Two things I’m most proud of thus far… work that I’m doing currently on “EVIL,” especially this second season, which nobody’s seen yet. I’m very excited about my work there. But outside of my own film…, “Today’s Special,” which was a labor of love, I got to tell a story that I really wanted to tell for a long time and with “Sakina’s Restaurant,” which then led to “Today’s Special.” Telling those stories [was a] cathartic experience … But then in 2012 I got to do “Disgraced” at the Lincoln Center, and it was really new. That role of the lead … was probably one of the most fulfilling works [I’ve done].
You’re still a rarity in mainstream television and Hollywood – a brown actor, Asian American, Indian American.. How do you feel about that? And how do you feel about the lack of representation in mainstream?
Things have changed. We’re at a moment in history right now, where Riz Ahmed has just been nominated for an Oscar as the first Muslim, the first Pakistani Muslim guy to ever get nominated for an Oscar in a movie. A couple years ago, Dev Patel was nominated for an Oscar as well. And so you seeing more [brown] people… in more roles. Even the role that I get to play on “EVIL” … I wouldn’t have been cast in that role 10 years ago. That role would have gone to a white guy. So things have changed. Today, we do see more diversity, and more willingness to tell stories.
The more people we have — not only the storytellers, but the gatekeepers of Hollywood – [the better]. Right now, it’s a boon. Right now, being a brown creator or person of color is a great thing to be.

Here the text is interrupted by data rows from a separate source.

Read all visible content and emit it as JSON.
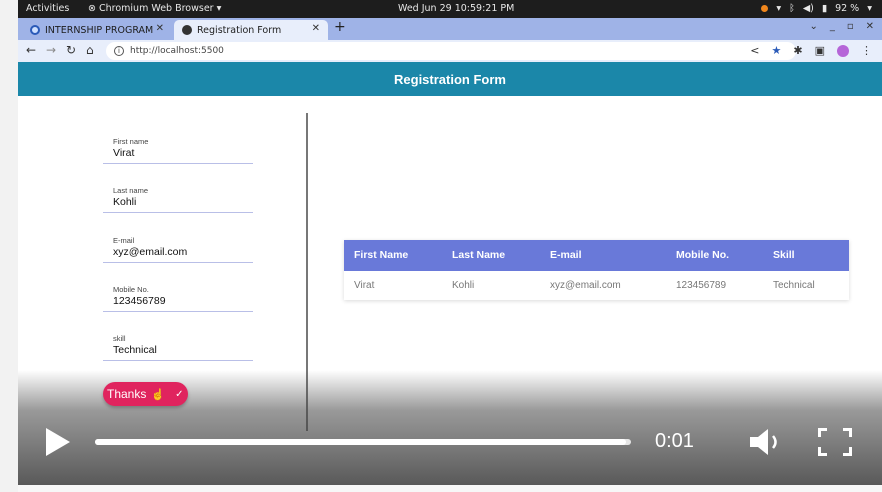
{
  "system_bar": {
    "activities": "Activities",
    "app": "Chromium Web Browser ▾",
    "clock": "Wed Jun 29  10:59:21 PM",
    "battery": "92 %"
  },
  "tabs": [
    {
      "label": "INTERNSHIP PROGRAM"
    },
    {
      "label": "Registration Form"
    }
  ],
  "omnibox": {
    "url": "http://localhost:5500"
  },
  "app": {
    "header": "Registration Form"
  },
  "form": {
    "fields": [
      {
        "label": "First name",
        "value": "Virat"
      },
      {
        "label": "Last name",
        "value": "Kohli"
      },
      {
        "label": "E-mail",
        "value": "xyz@email.com"
      },
      {
        "label": "Mobile No.",
        "value": "123456789"
      },
      {
        "label": "skill",
        "value": "Technical"
      }
    ],
    "submit_label": "Thanks"
  },
  "table": {
    "headers": [
      "First Name",
      "Last Name",
      "E-mail",
      "Mobile No.",
      "Skill"
    ],
    "rows": [
      [
        "Virat",
        "Kohli",
        "xyz@email.com",
        "123456789",
        "Technical"
      ]
    ]
  },
  "video": {
    "time": "0:01",
    "progress": 0.99
  },
  "colors": {
    "header": "#1b87a9",
    "table_header": "#6979d9",
    "button": "#e0245e"
  }
}
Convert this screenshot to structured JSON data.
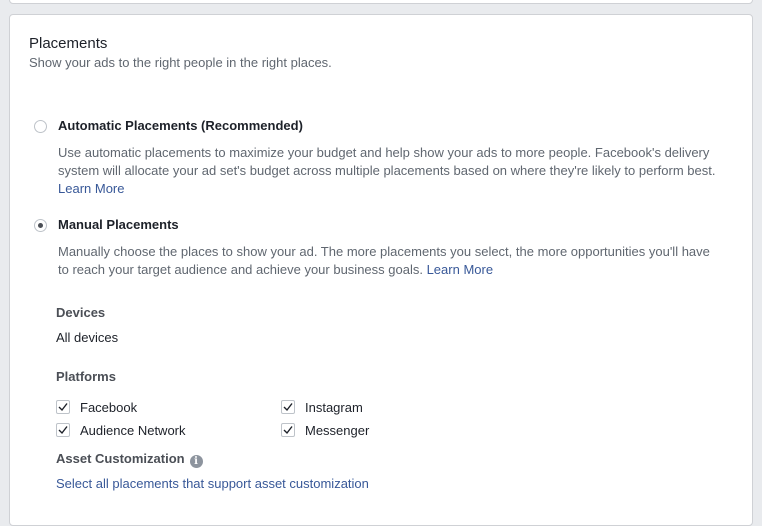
{
  "section": {
    "title": "Placements",
    "subtitle": "Show your ads to the right people in the right places."
  },
  "options": {
    "automatic": {
      "label": "Automatic Placements (Recommended)",
      "description": "Use automatic placements to maximize your budget and help show your ads to more people. Facebook's delivery system will allocate your ad set's budget across multiple placements based on where they're likely to perform best.",
      "link": "Learn More",
      "selected": false
    },
    "manual": {
      "label": "Manual Placements",
      "description": "Manually choose the places to show your ad. The more placements you select, the more opportunities you'll have to reach your target audience and achieve your business goals.",
      "link": "Learn More",
      "selected": true
    }
  },
  "devices": {
    "label": "Devices",
    "value": "All devices"
  },
  "platforms": {
    "label": "Platforms",
    "items": [
      {
        "label": "Facebook",
        "checked": true
      },
      {
        "label": "Instagram",
        "checked": true
      },
      {
        "label": "Audience Network",
        "checked": true
      },
      {
        "label": "Messenger",
        "checked": true
      }
    ]
  },
  "asset_customization": {
    "label": "Asset Customization",
    "info_icon": "info-icon",
    "link": "Select all placements that support asset customization"
  }
}
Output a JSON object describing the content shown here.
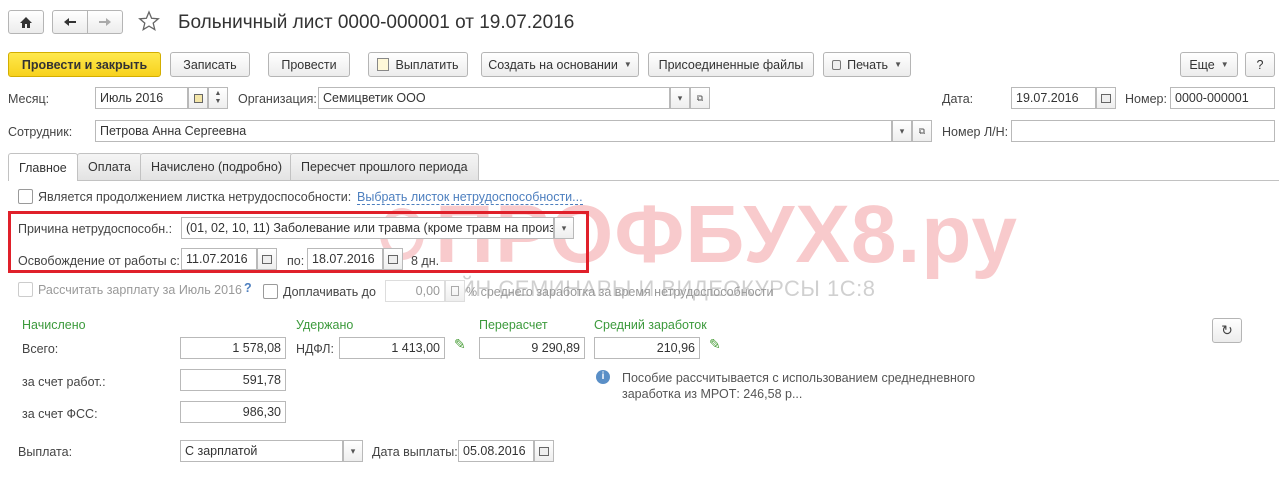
{
  "header": {
    "title": "Больничный лист 0000-000001 от 19.07.2016",
    "home_icon": "home-icon",
    "back_icon": "arrow-left-icon",
    "forward_icon": "arrow-right-icon",
    "star_icon": "star-icon"
  },
  "toolbar": {
    "post_close": "Провести и закрыть",
    "save": "Записать",
    "post": "Провести",
    "pay": "Выплатить",
    "create_based": "Создать на основании",
    "attached_files": "Присоединенные файлы",
    "print": "Печать",
    "more": "Еще",
    "help": "?"
  },
  "fields": {
    "month_label": "Месяц:",
    "month_value": "Июль 2016",
    "org_label": "Организация:",
    "org_value": "Семицветик ООО",
    "date_label": "Дата:",
    "date_value": "19.07.2016",
    "number_label": "Номер:",
    "number_value": "0000-000001",
    "employee_label": "Сотрудник:",
    "employee_value": "Петрова Анна Сергеевна",
    "ln_number_label": "Номер Л/Н:",
    "ln_number_value": ""
  },
  "tabs": [
    {
      "label": "Главное"
    },
    {
      "label": "Оплата"
    },
    {
      "label": "Начислено (подробно)"
    },
    {
      "label": "Пересчет прошлого периода"
    }
  ],
  "main": {
    "continuation_label": "Является продолжением листка нетрудоспособности:",
    "continuation_link": "Выбрать листок нетрудоспособности...",
    "reason_label": "Причина нетрудоспособн.:",
    "reason_value": "(01, 02, 10, 11) Заболевание или травма (кроме травм на произ",
    "release_label": "Освобождение от работы с:",
    "release_from": "11.07.2016",
    "release_to_label": "по:",
    "release_to": "18.07.2016",
    "days": "8 дн.",
    "calc_salary_label": "Рассчитать зарплату за Июль 2016",
    "calc_salary_help": "?",
    "extra_pay_label": "Доплачивать до",
    "extra_pay_value": "0,00",
    "extra_pay_suffix": "% среднего заработка за время нетрудоспособности",
    "watermark": "ПРОФБУХ8.ру",
    "watermark_sub": "ОНЛАЙН СЕМИНАРЫ И ВИДЕОКУРСЫ 1С:8"
  },
  "accrued": {
    "title": "Начислено",
    "total_label": "Всего:",
    "total_value": "1 578,08",
    "employer_label": "за счет работ.:",
    "employer_value": "591,78",
    "fss_label": "за счет ФСС:",
    "fss_value": "986,30"
  },
  "withheld": {
    "title": "Удержано",
    "ndfl_label": "НДФЛ:",
    "ndfl_value": "1 413,00"
  },
  "recalc": {
    "title": "Перерасчет",
    "value": "9 290,89"
  },
  "avg": {
    "title": "Средний заработок",
    "value": "210,96",
    "info": "Пособие рассчитывается с использованием среднедневного заработка из МРОТ: 246,58 р..."
  },
  "payment": {
    "label": "Выплата:",
    "value": "С зарплатой",
    "date_label": "Дата выплаты:",
    "date_value": "05.08.2016"
  },
  "colors": {
    "primary_button": "#f7d11d",
    "highlight_frame": "#e0202a",
    "green_heading": "#3c9a3c",
    "link": "#4d7fbf"
  }
}
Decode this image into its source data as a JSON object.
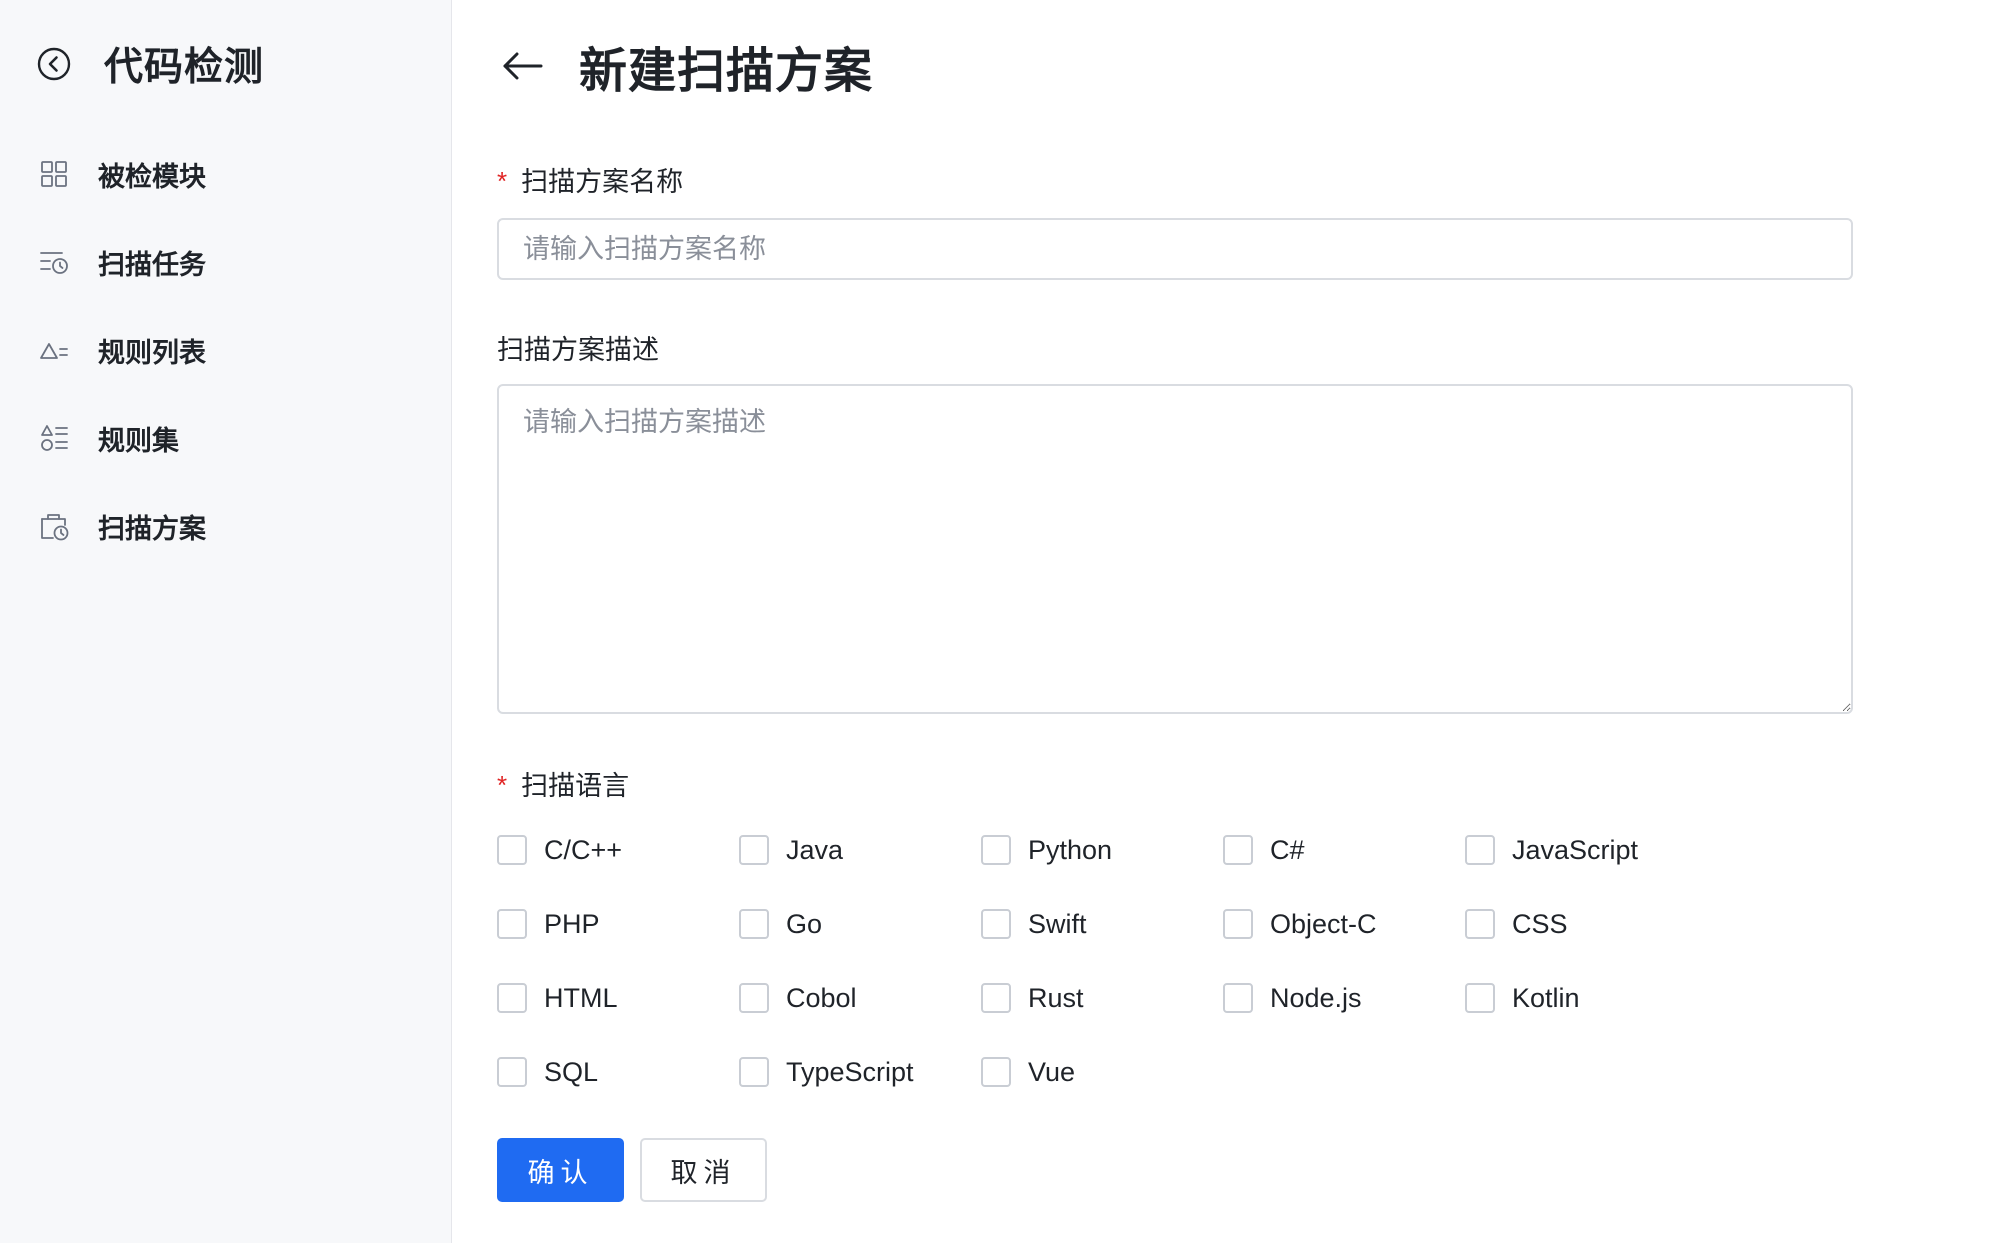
{
  "sidebar": {
    "title": "代码检测",
    "items": [
      {
        "label": "被检模块",
        "icon": "grid-icon"
      },
      {
        "label": "扫描任务",
        "icon": "task-clock-icon"
      },
      {
        "label": "规则列表",
        "icon": "rule-list-icon"
      },
      {
        "label": "规则集",
        "icon": "rule-set-icon"
      },
      {
        "label": "扫描方案",
        "icon": "scan-plan-icon"
      }
    ]
  },
  "page": {
    "title": "新建扫描方案"
  },
  "form": {
    "name_label": "扫描方案名称",
    "name_placeholder": "请输入扫描方案名称",
    "name_value": "",
    "desc_label": "扫描方案描述",
    "desc_placeholder": "请输入扫描方案描述",
    "desc_value": "",
    "lang_label": "扫描语言",
    "required_mark": "*",
    "languages": [
      {
        "label": "C/C++",
        "checked": false
      },
      {
        "label": "Java",
        "checked": false
      },
      {
        "label": "Python",
        "checked": false
      },
      {
        "label": "C#",
        "checked": false
      },
      {
        "label": "JavaScript",
        "checked": false
      },
      {
        "label": "PHP",
        "checked": false
      },
      {
        "label": "Go",
        "checked": false
      },
      {
        "label": "Swift",
        "checked": false
      },
      {
        "label": "Object-C",
        "checked": false
      },
      {
        "label": "CSS",
        "checked": false
      },
      {
        "label": "HTML",
        "checked": false
      },
      {
        "label": "Cobol",
        "checked": false
      },
      {
        "label": "Rust",
        "checked": false
      },
      {
        "label": "Node.js",
        "checked": false
      },
      {
        "label": "Kotlin",
        "checked": false
      },
      {
        "label": "SQL",
        "checked": false
      },
      {
        "label": "TypeScript",
        "checked": false
      },
      {
        "label": "Vue",
        "checked": false
      }
    ]
  },
  "actions": {
    "confirm_label": "确认",
    "cancel_label": "取消"
  },
  "colors": {
    "primary": "#1f6bf2",
    "required": "#e02424",
    "sidebar_bg": "#f7f8fa"
  }
}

Now, it could be a fad. In three or four years we could be back to white people again. But I hopewhat has happened is that we’re starting to integrate these stories into an experience that is larger. The emergence of streaming [services] like Netflix and Amazon [is] creating a global audience. When you have a global audience, what you realize is tjat the world is made up of not just Americans.
That is an uncomfortable truth for a lot of people – that there are stories that can speak globally, I’ve never been so excited about where we are right now.
Is it perfect? No. It isn’t. We need to have more creators, more people telling stories, and more gatekeepers inside the establishment of Hollywood that represent [people of color]. But are we getting to tell stories that we’ve never gotten tell before? Sure. I think I think we are today, there’s a willingness to hear those stories. And, and there’s a market for those stories.
What’s it Like Being Muslim in America now, How do you break stereotypes.
You see all the hatred that’s going on against the Chinese, the Asian Americans? The direct line between Trump calling [the coronavirus] the China virus and the hate crimes now happening against Asians in this country? The same thing with Black people… I do think that we are in an era where … [we’ve] uncovered the fragility of American democracy… How fragile we are and how our democracy can be taken away from us if we are not diligent about it – and the underbelly of America.
The election of Barack Obama led to the white supremacy [going] underground, and then erupt with Trump, and now infiltrate the mainstream. You suddenly realize how much race and white supremacy has been a part of American history… We have been talking about Muslims…, those people over there when the reality is that we’ve had a cancer here, under the surface, from the very beginning.
The only people who have been talking about it are the Black people, and nobody believed that because all the immigrants [didn’t] want to associate with the Blacks.
All along, the Black people were telling us and we didn’t want to listen to them – that there’s a lot of white supremacy… This shit happens to us. The police are killing us.
But I don’t think we’re gonna go back to 1950s America. I think there’s a woke-ness emerging. Even what happened in the Capitol on January 6 [the attack by supporters of Donald Trump]. [Without that] we’d never know, that these people felt – [that] they owned America, they felt they are America, [that] you and I are not America in their eyes. They are America. That is changing, and it will inevitably change. I mean, the privilege of being white in America is slowly going away.